Business newspaper in Malaysia

The Edge Media Group is the publisher of business and financial publications in Malaysia and Singapore, with headquarters in Petaling Jaya, Selangor, Malaysia. It is divided into four subsidiaries: The Edge Communications Sdn Bhd, publisher of The Edge Malaysia – a Business and investment weekly publication launched in 1994 available in both print and digital formats and The Edge CEO Morning Brief – a digital business and political news publication available every Tuesday-Friday morning, The Edge Publishing Pte Ltd, publisher of The Edge Singapore – a local newspaper with in-depth and analytical coverage on business and investments within Singapore and across the region, The Edge Property Sdn Bhd and The Edge Property Pte Ltd.

== History ==

On July 24, 2015, the Malaysian government suspended the publishing license of the Edge media group's two print publications, the Edge Weekly and the Edge Financial News, alleging that their coverage of the 1Malaysia Development Berhad threatened the country's national security and public order. The Edge's print publications were suspended for three months, beginning on 27 July 2015. The suspension of The Edge newspapers was criticized by several opposition politicians, the Institute of Journalists Malaysia, and business leaders, including the CIMB Group chairman Nazir Razak and Air Asia executive Tony Fernandes. On July 27, The Edge filed a judicial review challenging the ban.

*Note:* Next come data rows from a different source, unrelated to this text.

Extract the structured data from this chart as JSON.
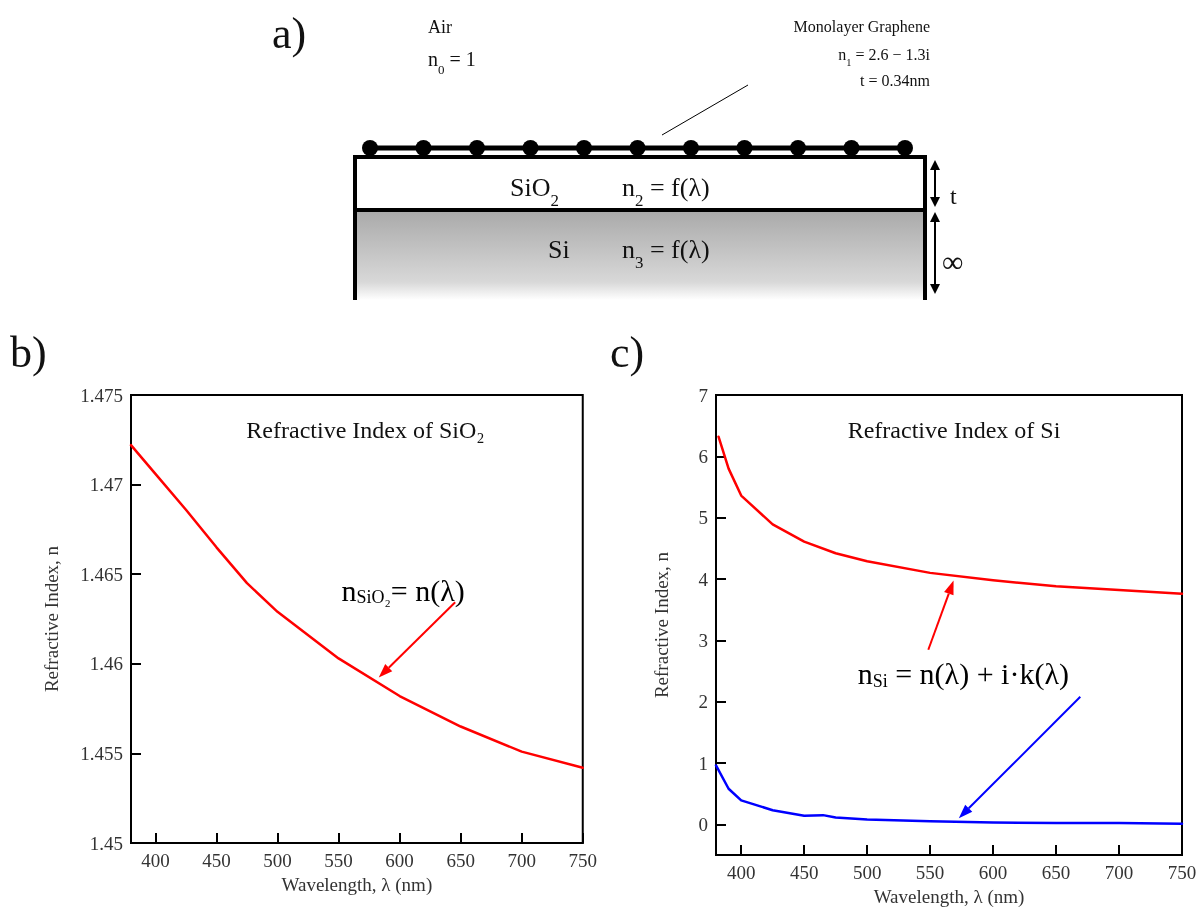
{
  "chart_data": [
    {
      "type": "other",
      "annotations": [
        "a)",
        "Air",
        "n$_{0}$ = 1",
        "Monolayer Graphene",
        "n$_{1}$ = 2.6 − 1.3i",
        "t = 0.34nm",
        "SiO$_{2}$",
        "n$_{2}$ = f(λ)",
        "Si",
        "n$_{3}$ = f(λ)",
        "t",
        "∞"
      ]
    },
    {
      "type": "line",
      "title": "Refractive Index of SiO₂",
      "xlabel": "Wavelength, λ (nm)",
      "ylabel": "Refractive Index, n",
      "xlim": [
        380,
        750
      ],
      "xticks": [
        400,
        450,
        500,
        550,
        600,
        650,
        700,
        750
      ],
      "ylim": [
        1.45,
        1.475
      ],
      "yticks": [
        1.45,
        1.455,
        1.46,
        1.465,
        1.47,
        1.475
      ],
      "marker": "none",
      "annotations": [
        "b)",
        {
          "text": "n$_{SiO₂}$= n(λ)",
          "x": 580,
          "y": 1.4588
        }
      ],
      "series": [
        {
          "color": "#ff0000",
          "x": [
            380,
            400,
            425,
            450,
            475,
            500,
            550,
            600,
            650,
            700,
            750
          ],
          "values": [
            1.4722,
            1.4706,
            1.4686,
            1.4665,
            1.4645,
            1.4629,
            1.4603,
            1.4582,
            1.4565,
            1.4551,
            1.4542
          ]
        }
      ]
    },
    {
      "type": "line",
      "title": "Refractive Index of Si",
      "xlabel": "Wavelength, λ (nm)",
      "ylabel": "Refractive Index, n",
      "xlim": [
        380,
        750
      ],
      "xticks": [
        400,
        450,
        500,
        550,
        600,
        650,
        700,
        750
      ],
      "ylim": [
        -0.5,
        7
      ],
      "yticks": [
        0,
        1,
        2,
        3,
        4,
        5,
        6,
        7
      ],
      "marker": "none",
      "annotations": [
        "c)",
        {
          "text": "n$_{Si}$ = n(λ) + i·k(λ)",
          "x": 570,
          "y": 4.02
        }
      ],
      "series": [
        {
          "color": "#ff0000",
          "x": [
            382,
            390,
            400,
            425,
            450,
            475,
            500,
            550,
            600,
            650,
            700,
            750
          ],
          "values": [
            6.32,
            5.8,
            5.36,
            4.89,
            4.61,
            4.42,
            4.29,
            4.1,
            3.98,
            3.88,
            3.82,
            3.76
          ]
        },
        {
          "color": "#0000ff",
          "x": [
            380,
            390,
            400,
            425,
            450,
            465,
            475,
            500,
            550,
            600,
            650,
            700,
            750
          ],
          "values": [
            0.96,
            0.58,
            0.39,
            0.23,
            0.14,
            0.15,
            0.11,
            0.08,
            0.05,
            0.03,
            0.02,
            0.02,
            0.01
          ]
        }
      ]
    }
  ]
}
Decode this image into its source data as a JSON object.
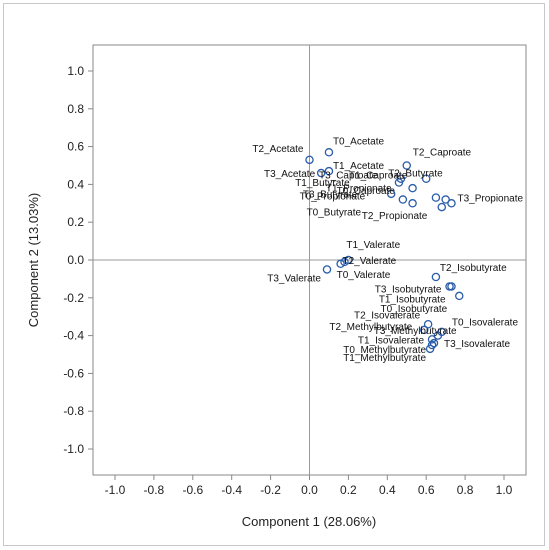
{
  "chart_data": {
    "type": "scatter",
    "title": "",
    "xlabel": "Component 1 (28.06%)",
    "ylabel": "Component 2 (13.03%)",
    "xlim": [
      -1.0,
      1.0
    ],
    "ylim": [
      -1.0,
      1.0
    ],
    "grid": false,
    "reference_lines": [
      0,
      0
    ],
    "x_ticks": [
      "-1.0",
      "-0.8",
      "-0.6",
      "-0.4",
      "-0.2",
      "0.0",
      "0.2",
      "0.4",
      "0.6",
      "0.8",
      "1.0"
    ],
    "y_ticks": [
      "1.0",
      "0.8",
      "0.6",
      "0.4",
      "0.2",
      "0.0",
      "-0.2",
      "-0.4",
      "-0.6",
      "-0.8",
      "-1.0"
    ],
    "marker_color": "#2a5caa",
    "points": [
      {
        "label": "T2_Acetate",
        "x": 0.0,
        "y": 0.53
      },
      {
        "label": "T0_Acetate",
        "x": 0.1,
        "y": 0.57
      },
      {
        "label": "T3_Acetate",
        "x": 0.06,
        "y": 0.46
      },
      {
        "label": "T1_Acetate",
        "x": 0.1,
        "y": 0.47
      },
      {
        "label": "T2_Caproate",
        "x": 0.5,
        "y": 0.5
      },
      {
        "label": "T1_Caproate",
        "x": 0.47,
        "y": 0.43
      },
      {
        "label": "T3_Caproate",
        "x": 0.46,
        "y": 0.41
      },
      {
        "label": "T0_Caproate",
        "x": 0.53,
        "y": 0.38
      },
      {
        "label": "T2_Butyrate",
        "x": 0.6,
        "y": 0.43
      },
      {
        "label": "T1_Butyrate",
        "x": 0.42,
        "y": 0.35
      },
      {
        "label": "T3_Butyrate",
        "x": 0.48,
        "y": 0.32
      },
      {
        "label": "T0_Butyrate",
        "x": 0.53,
        "y": 0.3
      },
      {
        "label": "T1_Propionate",
        "x": 0.65,
        "y": 0.33
      },
      {
        "label": "T0_Propionate",
        "x": 0.7,
        "y": 0.32
      },
      {
        "label": "T3_Propionate",
        "x": 0.73,
        "y": 0.3
      },
      {
        "label": "T2_Propionate",
        "x": 0.68,
        "y": 0.28
      },
      {
        "label": "T1_Valerate",
        "x": 0.2,
        "y": 0.0
      },
      {
        "label": "T2_Valerate",
        "x": 0.18,
        "y": -0.01
      },
      {
        "label": "T0_Valerate",
        "x": 0.16,
        "y": -0.02
      },
      {
        "label": "T3_Valerate",
        "x": 0.09,
        "y": -0.05
      },
      {
        "label": "T2_Isobutyrate",
        "x": 0.65,
        "y": -0.09
      },
      {
        "label": "T3_Isobutyrate",
        "x": 0.73,
        "y": -0.14
      },
      {
        "label": "T1_Isobutyrate",
        "x": 0.72,
        "y": -0.14
      },
      {
        "label": "T0_Isobutyrate",
        "x": 0.77,
        "y": -0.19
      },
      {
        "label": "T2_Isovalerate",
        "x": 0.61,
        "y": -0.34
      },
      {
        "label": "T3_Methylbutyrate",
        "x": 0.68,
        "y": -0.38
      },
      {
        "label": "T0_Isovalerate",
        "x": 0.66,
        "y": -0.4
      },
      {
        "label": "T2_Methylbutyrate",
        "x": 0.59,
        "y": -0.37
      },
      {
        "label": "T1_Isovalerate",
        "x": 0.63,
        "y": -0.42
      },
      {
        "label": "T3_Isovalerate",
        "x": 0.64,
        "y": -0.44
      },
      {
        "label": "T0_Methylbutyrate",
        "x": 0.62,
        "y": -0.47
      },
      {
        "label": "T1_Methylbutyrate",
        "x": 0.63,
        "y": -0.45
      }
    ]
  }
}
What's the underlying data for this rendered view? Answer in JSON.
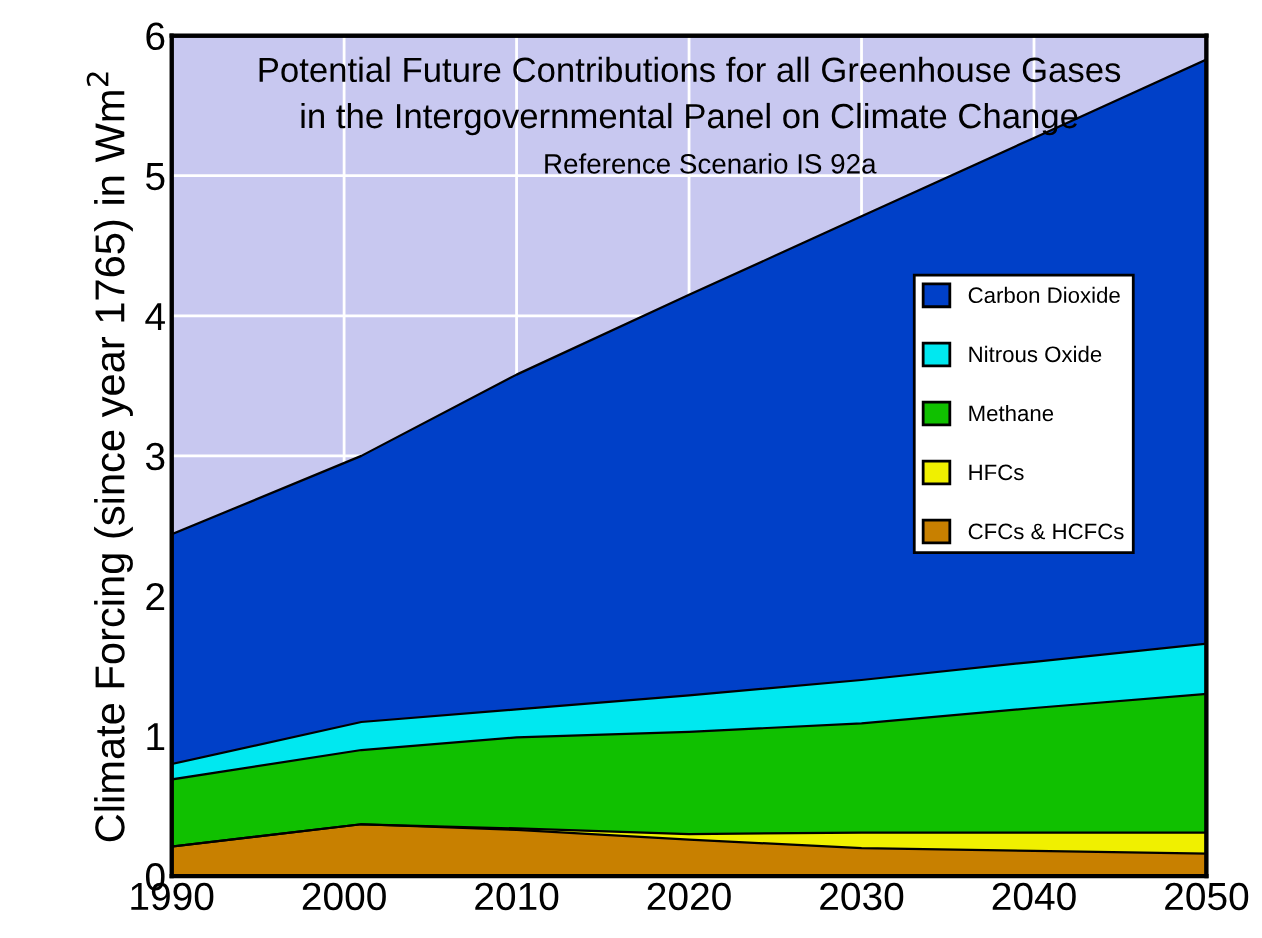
{
  "chart_data": {
    "type": "area",
    "stacked": true,
    "title": "Potential Future Contributions for all Greenhouse Gases",
    "subtitle": "in the Intergovernmental Panel on Climate Change",
    "annotations": [
      "Reference Scenario IS 92a"
    ],
    "ylabel": "Climate Forcing (since year 1765) in Wm$^{2}$",
    "x": [
      1990,
      2001,
      2010,
      2020,
      2030,
      2040,
      2050
    ],
    "series": [
      {
        "name": "CFCs & HCFCs",
        "color": "#c88000",
        "values": [
          0.21,
          0.37,
          0.33,
          0.26,
          0.2,
          0.18,
          0.16
        ]
      },
      {
        "name": "HFCs",
        "color": "#f0f000",
        "values": [
          0,
          0,
          0.01,
          0.04,
          0.11,
          0.13,
          0.15
        ]
      },
      {
        "name": "Methane",
        "color": "#10c000",
        "values": [
          0.48,
          0.53,
          0.65,
          0.73,
          0.78,
          0.89,
          0.99
        ]
      },
      {
        "name": "Nitrous Oxide",
        "color": "#00e8f0",
        "values": [
          0.11,
          0.2,
          0.2,
          0.26,
          0.31,
          0.33,
          0.36
        ]
      },
      {
        "name": "Carbon Dioxide",
        "color": "#0040c8",
        "values": [
          1.64,
          1.9,
          2.39,
          2.86,
          3.31,
          3.74,
          4.17
        ]
      }
    ],
    "xlim": [
      1990,
      2050
    ],
    "xticks": [
      1990,
      2000,
      2010,
      2020,
      2030,
      2040,
      2050
    ],
    "ylim": [
      0,
      6
    ],
    "yticks": [
      0,
      1,
      2,
      3,
      4,
      5,
      6
    ],
    "bands": [
      {
        "axis": "y",
        "from": 0,
        "to": 6,
        "color": "#c8c8f0"
      }
    ],
    "grid": true,
    "legend": "right"
  }
}
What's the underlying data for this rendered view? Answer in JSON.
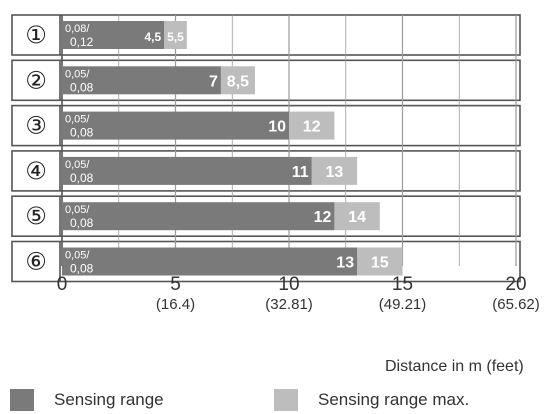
{
  "chart_data": {
    "type": "bar",
    "orientation": "horizontal",
    "stacked_range": true,
    "categories": [
      "①",
      "②",
      "③",
      "④",
      "⑤",
      "⑥"
    ],
    "series": [
      {
        "name": "Sensing range",
        "values": [
          4.5,
          7,
          10,
          11,
          12,
          13
        ],
        "labels": [
          "4,5",
          "7",
          "10",
          "11",
          "12",
          "13"
        ]
      },
      {
        "name": "Sensing range max.",
        "values": [
          5.5,
          8.5,
          12,
          13,
          14,
          15
        ],
        "labels": [
          "5,5",
          "8,5",
          "12",
          "13",
          "14",
          "15"
        ]
      }
    ],
    "min_labels": [
      [
        "0,08/",
        "0,12"
      ],
      [
        "0,05/",
        "0,08"
      ],
      [
        "0,05/",
        "0,08"
      ],
      [
        "0,05/",
        "0,08"
      ],
      [
        "0,05/",
        "0,08"
      ],
      [
        "0,05/",
        "0,08"
      ]
    ],
    "x_ticks": [
      0,
      5,
      10,
      15,
      20
    ],
    "x_tick_labels": [
      "0",
      "5",
      "10",
      "15",
      "20"
    ],
    "x_tick_sublabels": [
      "",
      "(16.4)",
      "(32.81)",
      "(49.21)",
      "(65.62)"
    ],
    "xlim": [
      0,
      20
    ],
    "xlabel": "Distance in m (feet)",
    "grid": true,
    "legend_position": "bottom",
    "colors": {
      "sensing_range": "#7a7a7a",
      "sensing_range_max": "#bdbdbd",
      "grid": "#9a9a9a",
      "border": "#555555",
      "value_text": "#ffffff",
      "axis_text": "#333333"
    }
  },
  "legend": {
    "items": [
      {
        "label": "Sensing range",
        "color": "#7a7a7a"
      },
      {
        "label": "Sensing range max.",
        "color": "#bdbdbd"
      }
    ]
  }
}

In April 2023, The Edge Communications Sdn. Bhd. and its owner, Tan Sri Tong Kooi Ong, bought a stake in The Star Media Group, with Tong owning a direct interest of 0.25% stake and a 5.17% indirect interest through The Edge Communications.

== Circulation ==
The Edge Malaysia is audited by the Audit Bureau of Circulations. As of January 2014, it has an approximate circulation of 22,572. The Edge Malaysia caters to corporate executives and the general public with an interest in the Malaysian financial market and is distributed nationwide via newsstands.